Dec 5, 2013 — by Eric Brown 3,870 views

After Amazon tipped plans to build delivery drones, hacker Samy Kamkar unveiled a SkyJack drone designed to hijack them with an AR.Drone and a Raspberry Pi.

When Amazon CEO Jeff Bezos went on 60 Minutes last Sunday to show a prototype of a drone Amazon plans to use for a new Prime Air delivery service, hacker Samy Kamkar wasted no time in linking Amazon’s drone to his own design for a SkyJack drone that could hijack it. The Linux-based hack, which was released with source code, is not Amazon specific in anyway, but is designed to de-authenticate any client linked to the WiFi-equipped drone and then take control of navigation and camera functions. Not only could you hijack an Amazon delivery drone — holiday shopping made easy! — but create “an army of zombie drones under your control,” says Kamkar.

Amazon drone prototype
(click image to enlarge)


Kamkar is best known for creating the JavaScript-based Samy worm that hornswaggled MySpace back in 2005. According to an Ars Technica report on SkyJack after Kamkar spent time in jail over the hack, he has gone legit, developing a persistent “evercookie,” among other innovations.


AR.Drone 2.0

The SkyJack drone is a modified Linux-equipped Parrot AR.Drone 2.0 quadrocopter that adds a similarly Linux-based Raspberry Pi SBC. Other components include a USB battery, an Alfa AWUS036H wireless transmitter, and an Edimax EW-7811Un wireless adapter. Another ground-based version of the design uses a Raspberry Pi or Linux PC on its own that Kamkar says can also “jack drones straight out of the sky.”

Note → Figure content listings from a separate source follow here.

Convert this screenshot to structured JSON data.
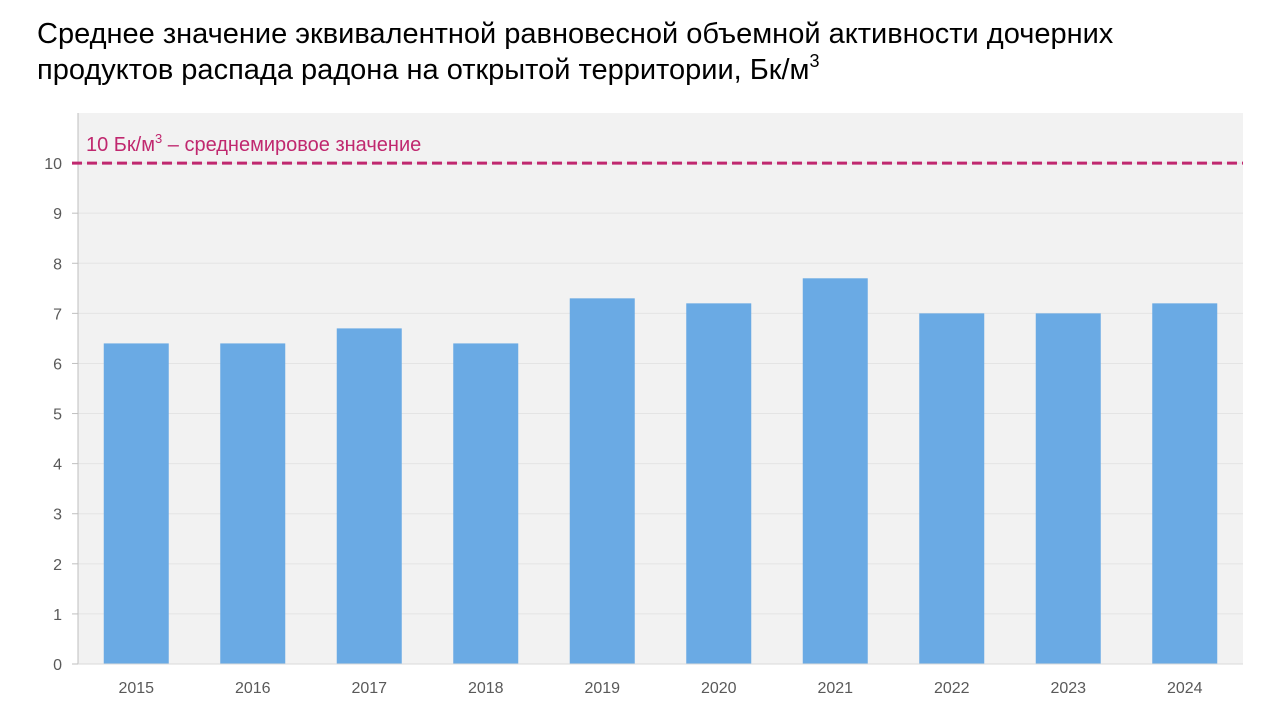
{
  "chart_data": {
    "type": "bar",
    "title": "Среднее значение эквивалентной равновесной объемной активности дочерних продуктов распада радона на открытой территории, Бк/м",
    "title_superscript": "3",
    "categories": [
      "2015",
      "2016",
      "2017",
      "2018",
      "2019",
      "2020",
      "2021",
      "2022",
      "2023",
      "2024"
    ],
    "values": [
      6.4,
      6.4,
      6.7,
      6.4,
      7.3,
      7.2,
      7.7,
      7.0,
      7.0,
      7.2
    ],
    "xlabel": "",
    "ylabel": "",
    "ylim": [
      0,
      11
    ],
    "yticks": [
      0,
      1,
      2,
      3,
      4,
      5,
      6,
      7,
      8,
      9,
      10
    ],
    "grid": true,
    "bar_color": "#6aaae4",
    "reference_line": {
      "value": 10,
      "label_prefix": "10 Бк/м",
      "label_sup": "3",
      "label_suffix": " – среднемировое значение",
      "color": "#c0286f"
    }
  }
}
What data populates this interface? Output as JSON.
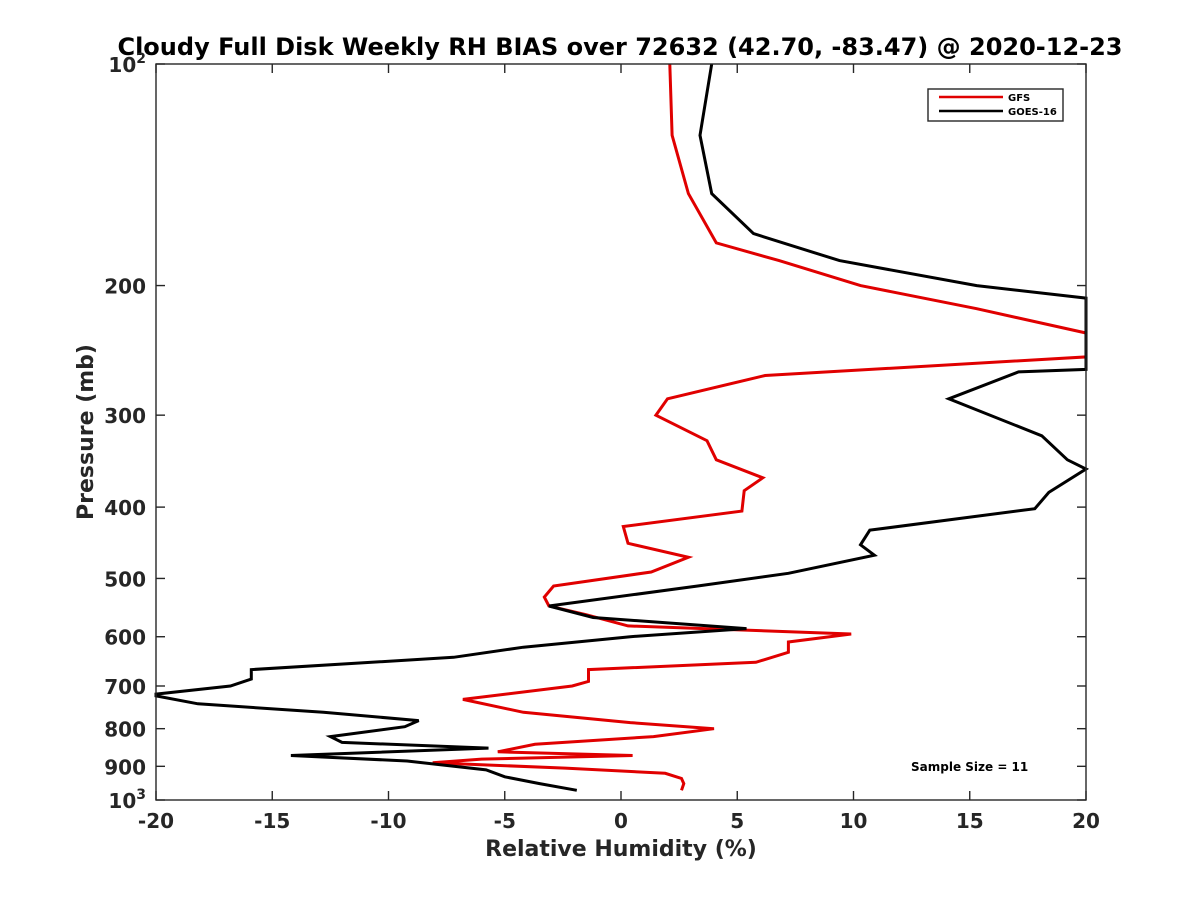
{
  "chart_data": {
    "type": "line",
    "title": "Cloudy Full Disk Weekly RH BIAS over 72632 (42.70, -83.47) @ 2020-12-23",
    "xlabel": "Relative Humidity (%)",
    "ylabel": "Pressure (mb)",
    "xlim": [
      -20,
      20
    ],
    "ylim": [
      100,
      1000
    ],
    "y_scale": "log",
    "y_reversed": true,
    "x_ticks": [
      -20,
      -15,
      -10,
      -5,
      0,
      5,
      10,
      15,
      20
    ],
    "x_tick_labels": [
      "-20",
      "-15",
      "-10",
      "-5",
      "0",
      "5",
      "10",
      "15",
      "20"
    ],
    "y_ticks": [
      100,
      200,
      300,
      400,
      500,
      600,
      700,
      800,
      900,
      1000
    ],
    "y_tick_labels": [
      {
        "base": "10",
        "exp": "2"
      },
      {
        "base": "200",
        "exp": ""
      },
      {
        "base": "300",
        "exp": ""
      },
      {
        "base": "400",
        "exp": ""
      },
      {
        "base": "500",
        "exp": ""
      },
      {
        "base": "600",
        "exp": ""
      },
      {
        "base": "700",
        "exp": ""
      },
      {
        "base": "800",
        "exp": ""
      },
      {
        "base": "900",
        "exp": ""
      },
      {
        "base": "10",
        "exp": "3"
      }
    ],
    "grid": false,
    "legend_position": "top-right",
    "annotation": "Sample Size = 11",
    "series": [
      {
        "name": "GFS",
        "color": "#e00000",
        "points": [
          [
            2.1,
            100
          ],
          [
            2.2,
            125
          ],
          [
            2.9,
            150
          ],
          [
            4.1,
            175
          ],
          [
            6.8,
            185
          ],
          [
            10.3,
            200
          ],
          [
            15.3,
            215
          ],
          [
            20.0,
            232
          ],
          [
            20.0,
            250
          ],
          [
            6.2,
            265
          ],
          [
            2.0,
            285
          ],
          [
            1.5,
            300
          ],
          [
            3.7,
            325
          ],
          [
            4.1,
            345
          ],
          [
            6.1,
            365
          ],
          [
            5.3,
            380
          ],
          [
            5.2,
            405
          ],
          [
            0.1,
            425
          ],
          [
            0.3,
            448
          ],
          [
            2.9,
            468
          ],
          [
            1.3,
            490
          ],
          [
            -2.9,
            512
          ],
          [
            -3.3,
            530
          ],
          [
            -3.1,
            545
          ],
          [
            -1.5,
            560
          ],
          [
            0.3,
            580
          ],
          [
            9.9,
            595
          ],
          [
            7.2,
            610
          ],
          [
            7.2,
            630
          ],
          [
            5.8,
            650
          ],
          [
            -1.4,
            665
          ],
          [
            -1.4,
            690
          ],
          [
            -2.1,
            700
          ],
          [
            -6.8,
            730
          ],
          [
            -4.2,
            760
          ],
          [
            0.4,
            785
          ],
          [
            4.0,
            800
          ],
          [
            1.4,
            820
          ],
          [
            -3.7,
            840
          ],
          [
            -5.3,
            860
          ],
          [
            0.5,
            870
          ],
          [
            -6.0,
            880
          ],
          [
            -8.1,
            890
          ],
          [
            -2.4,
            905
          ],
          [
            1.9,
            920
          ],
          [
            2.6,
            935
          ],
          [
            2.7,
            950
          ],
          [
            2.6,
            970
          ]
        ]
      },
      {
        "name": "GOES-16",
        "color": "#000000",
        "points": [
          [
            3.9,
            100
          ],
          [
            3.4,
            125
          ],
          [
            3.9,
            150
          ],
          [
            5.7,
            170
          ],
          [
            9.4,
            185
          ],
          [
            15.3,
            200
          ],
          [
            20.0,
            208
          ],
          [
            20.0,
            260
          ],
          [
            17.1,
            262
          ],
          [
            14.1,
            285
          ],
          [
            18.1,
            320
          ],
          [
            19.2,
            345
          ],
          [
            20.0,
            355
          ],
          [
            18.4,
            382
          ],
          [
            17.8,
            402
          ],
          [
            10.7,
            430
          ],
          [
            10.3,
            450
          ],
          [
            10.9,
            465
          ],
          [
            7.2,
            492
          ],
          [
            3.3,
            512
          ],
          [
            -3.1,
            545
          ],
          [
            -1.2,
            565
          ],
          [
            5.4,
            585
          ],
          [
            0.4,
            600
          ],
          [
            -4.2,
            620
          ],
          [
            -7.2,
            640
          ],
          [
            -15.9,
            665
          ],
          [
            -15.9,
            685
          ],
          [
            -16.8,
            700
          ],
          [
            -20.0,
            718
          ],
          [
            -20.0,
            722
          ],
          [
            -18.2,
            740
          ],
          [
            -12.8,
            760
          ],
          [
            -8.7,
            780
          ],
          [
            -9.3,
            795
          ],
          [
            -12.5,
            820
          ],
          [
            -12.0,
            835
          ],
          [
            -5.7,
            850
          ],
          [
            -14.2,
            870
          ],
          [
            -9.2,
            885
          ],
          [
            -5.8,
            910
          ],
          [
            -5.0,
            930
          ],
          [
            -3.5,
            950
          ],
          [
            -1.9,
            970
          ]
        ]
      }
    ]
  }
}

Kamkar and his flying SkyJack pirate ship
(click image to enlarge)


The SkyJack application is a mostly perl-based program that runs the Aircrack-ng WiFi WEP and WPA-PSK cracking program. The software detects all nearby wireless networks and clients, and deactivates any clients connected to Parrot AR.Drones. Presumably, a version could be created that can detect any known WiFi-based drone. Once the target drone’s clients are de-authenticated, the program connects to the drone as its owner. Next, node.js and node-ar-drone apps are used to control the zombie drones.

Video demo of SkyJack


Amazon offered few details on its planned drones, which face hurdles such as the need for less restrictive rules from the FAA. Some have argued the drones are still too expensive and limited in range to make them cheaper than truck deliveries, while others have cited safety concerns. Then there’s the security problem. Amazon will no doubt use something more robust than WEP for security, although if it involves physical shielding that could add to the weight and price. As it is, the drones are expected to be limited to five pound loads.

Amazon didn’t mention whether the drones would run Linux. However, considering the company’s widespread use of Linux or Android in Kindle devices, it certainly seems feasible.

Will Google bring Android to robots?

Amazon isn’t the only tech giant with robotic dreams. This week, the New York Times interviewed former Android chief Andy Rubin, who has been working on an unnamed Google “moonshot” project since earlier this year. The project plans to build manufacturing and logistics robots, said Rubin.

No details or OS was mentioned, but a combination of Android with the open source Robot Operating System (ROS) appears to be likely. Google has already acquired seven companies, most of which are linked to ROS-based robotics, including Japanese robotics startup Schaft.

Assuming the robots offer WiFi, Kamkar may well come up with a hack for the Google bots, as well. That way, his zombie air force would have a zombie army to keep it company. Toss in some commandeered OpenROVs and ASV Roboat autonomous sailboats, and Kamkar could conquer the world by air, by land, and by sea.